J. K. Rowling, the creator behind this movie and HARRY POTTER, is a well-known leftist who supports radical feminist and pro-homosexual lies about humanity and government policy. Her erroneous view of psychological “repression” in FANTASTIC BEASTS seems to be part of her radical socio-political views, not to mention her views regarding the supernatural, God, Jesus Christ, and the Bible.

Besides the witchcraft in FANTASTIC BEASTS, which includes minor use of magical potions, some mind reading and use of magical wands, the movie’s ending contains three plot problems the characters must solve by and at the end. In the resolution of two of these plot problems, good is used to overcome evil. Thus, justice is carried out, compassion is applied, working together is promoted, and war is shunned. In the third plot problem, Newt uses his innate compassion for people and animals to offer redemption to the abused young wizard whose abuse has brought out the darkness and evil within him. However, during the battle for the wizard’s soul, the minions of the Magical Congress intervene and use their powers to kill him just when Newt’s trying to appeal to the wizard’s soul. Thus, although the young wizard did commit two murders, including killing the person who had abused him for years, he’s also a victim. Also, in effect, the compassionate hero fails in trying to offer some redemption to the troubled young wizard and asking him to repent and stop using his powers to destroy things and endanger people. A better, more redemptive, more heroic, and more positive ending would have Newt succeed here rather than fail.
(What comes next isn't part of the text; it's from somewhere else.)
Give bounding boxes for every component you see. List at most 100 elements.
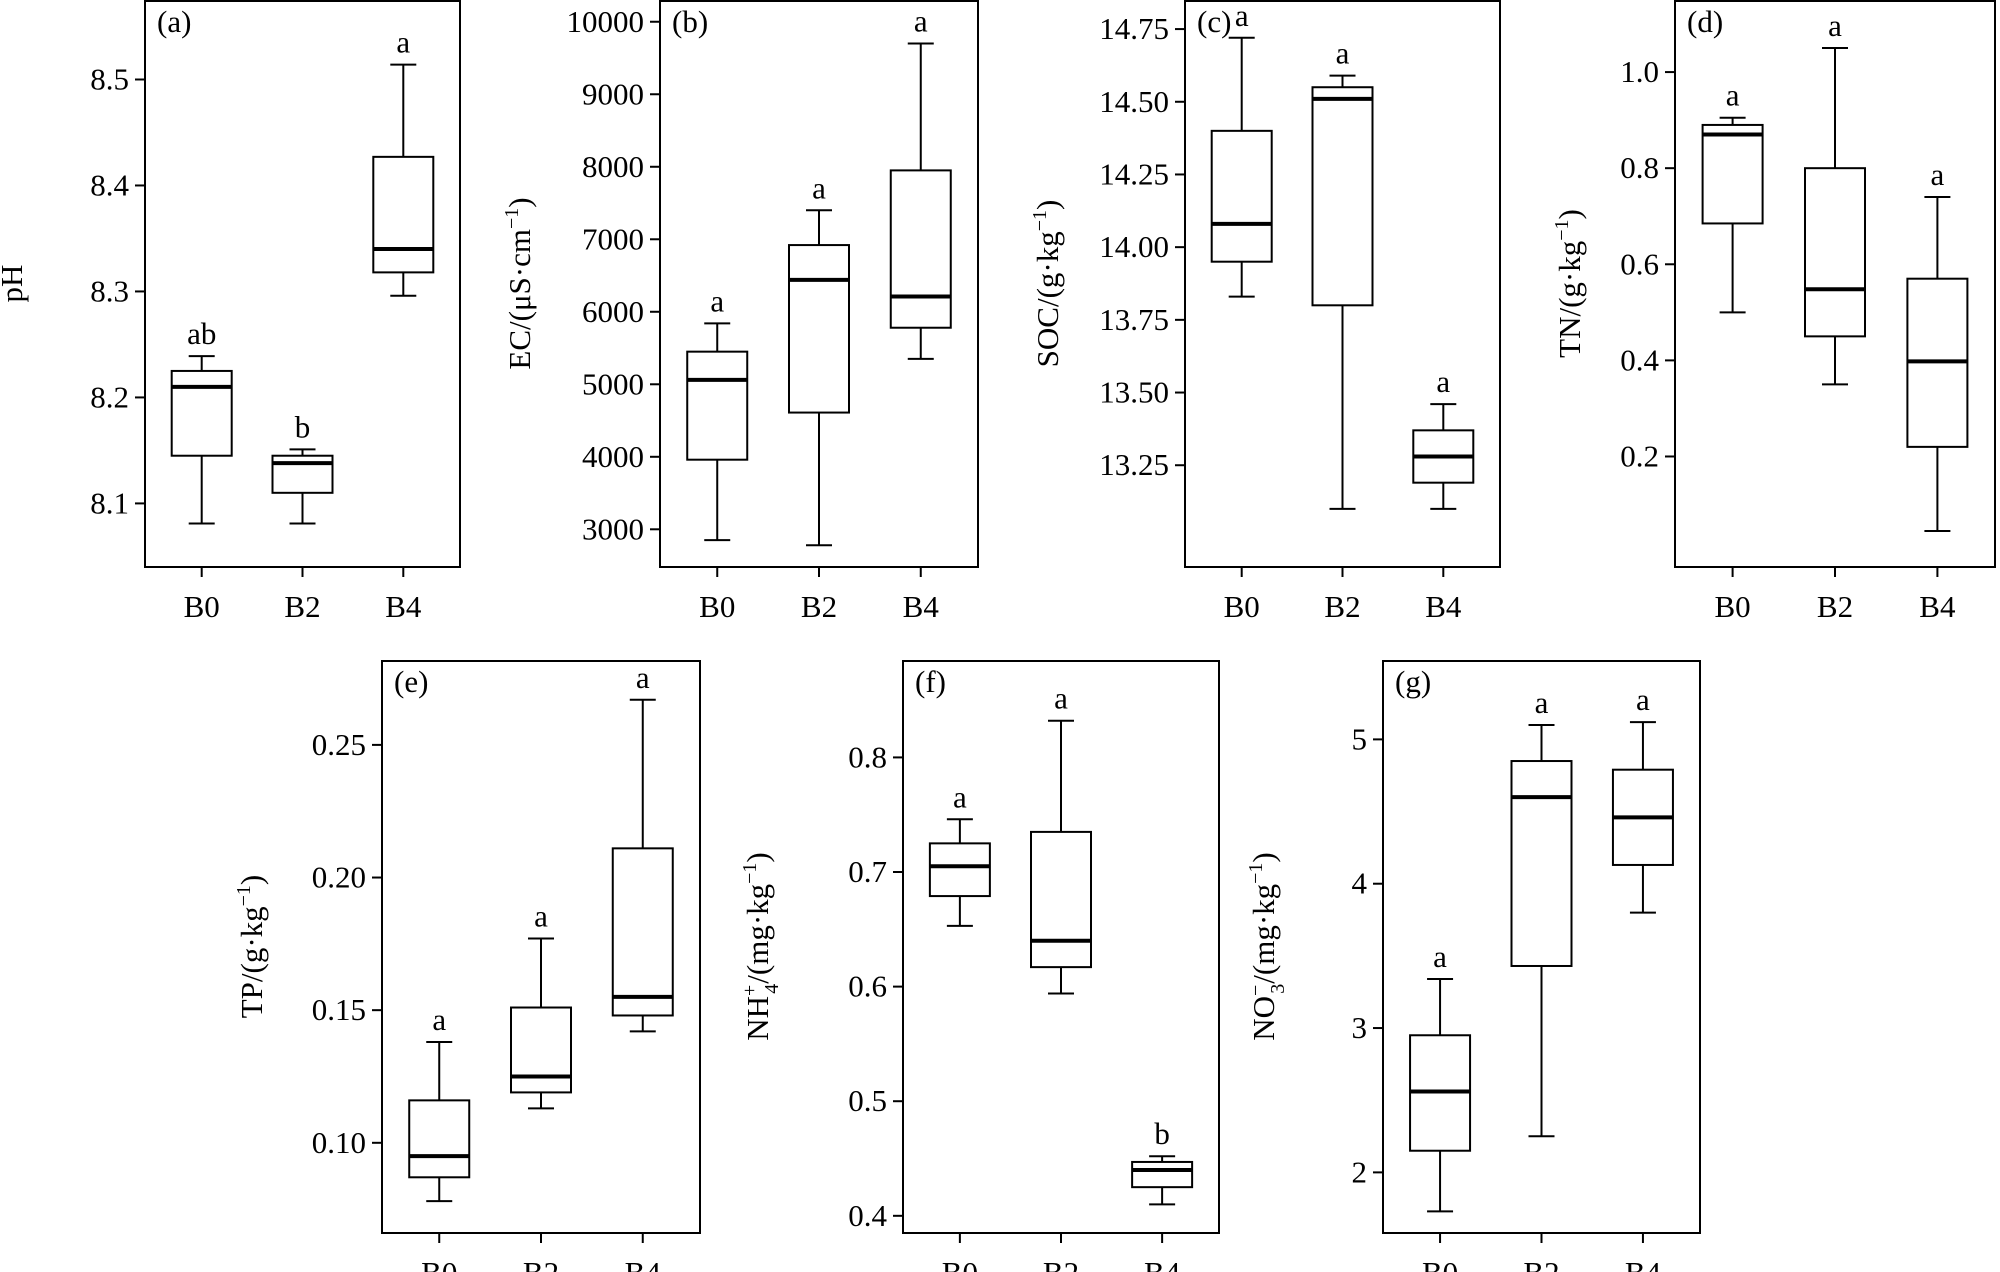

FANTASTIC BEASTS has no foul language or other explicit objectionable content. Some of the action and physical destruction is intense and scary, but often on the lighter side. Finally, the magical creatures aren’t really scary despite some of the destructive power some of them can unleash. They’re more cute, funny or fun than frightening. Regrettably, however, FANTASTIC BEASTS excessively promotes the occult and refutes the good.